The Sámi's long tradition of craftsmanship has usually is based on antler, bone, wood, outer birch bark, pewter and leather. Visitors are also charmed by the traditional cups carved from birch wood, known as kuksa. Genuine handicrafts from Lapland can be identified by the Duodji label which shows that the item has been produced in a regional craft workshop.
There are numerous handicraft shops in Helsinki, most notably in the Kiseleff House located just across Senate Square from the cathedral, and in the nearby Bock House. The Kiseleff focuses mostly on Finnish design, such as Globe Hope, Tiia Vanhatapio and Lumi Accessories, whereas the Bock House sells only handicrafts, souvenirs, jewelry and collectibles, almost everything handmade and therefore unique. Just around the corner is the Helsinki market square or Kauppatori on the waterfront where you can find lots of stalls selling local and Sámi handicrafts and souvenirs.

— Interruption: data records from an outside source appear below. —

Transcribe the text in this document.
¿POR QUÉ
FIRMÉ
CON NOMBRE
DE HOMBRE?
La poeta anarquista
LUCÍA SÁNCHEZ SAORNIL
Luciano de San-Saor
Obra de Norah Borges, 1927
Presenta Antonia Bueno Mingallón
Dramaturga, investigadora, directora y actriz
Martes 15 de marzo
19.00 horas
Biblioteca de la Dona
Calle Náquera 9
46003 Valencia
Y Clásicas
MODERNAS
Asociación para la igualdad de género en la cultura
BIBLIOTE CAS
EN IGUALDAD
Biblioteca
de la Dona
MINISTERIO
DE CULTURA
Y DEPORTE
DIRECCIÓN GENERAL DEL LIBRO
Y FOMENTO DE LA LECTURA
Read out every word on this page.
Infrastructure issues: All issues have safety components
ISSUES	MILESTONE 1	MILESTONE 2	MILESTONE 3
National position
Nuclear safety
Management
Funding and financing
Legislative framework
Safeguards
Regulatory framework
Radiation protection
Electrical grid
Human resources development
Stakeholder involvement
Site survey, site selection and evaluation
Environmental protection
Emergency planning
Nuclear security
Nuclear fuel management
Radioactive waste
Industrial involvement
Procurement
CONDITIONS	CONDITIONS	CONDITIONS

Of course, most towns in Finland feature shops where local handicrafts are sold, it's a good idea to visit the local market hall and square, and the streets that lead on them. However, some towns are known in particular. Turku, for example, boasts the beautiful Luostarinmäki handicrafts museum, converted from a large number of residential buildings that survived the Great Fire of Turku in 1827, and today is one of the cities most popular attractions. Rauma, on the west coast, features Old Rauma, one of the five UNESCO World Heritage sights in Finland. Here the craft of bobbin lace making still flourishes, and is celebrated annually with the Rauma Lace Festival. East of Helsinki lies Porvoo, the second oldest town in Finland, famous for its charming old warehouses, cobblestoned streets, handicraft shops, and Christmas markets where local stallholders dress in traditional costume.
Finally, between the 18th and 20th of November 2011, the city of Tampere will host the Finnish Handicraft expo which will showcase a wide range of handicrafts, gift products and accessories under one roof, at the Tampereen Messu.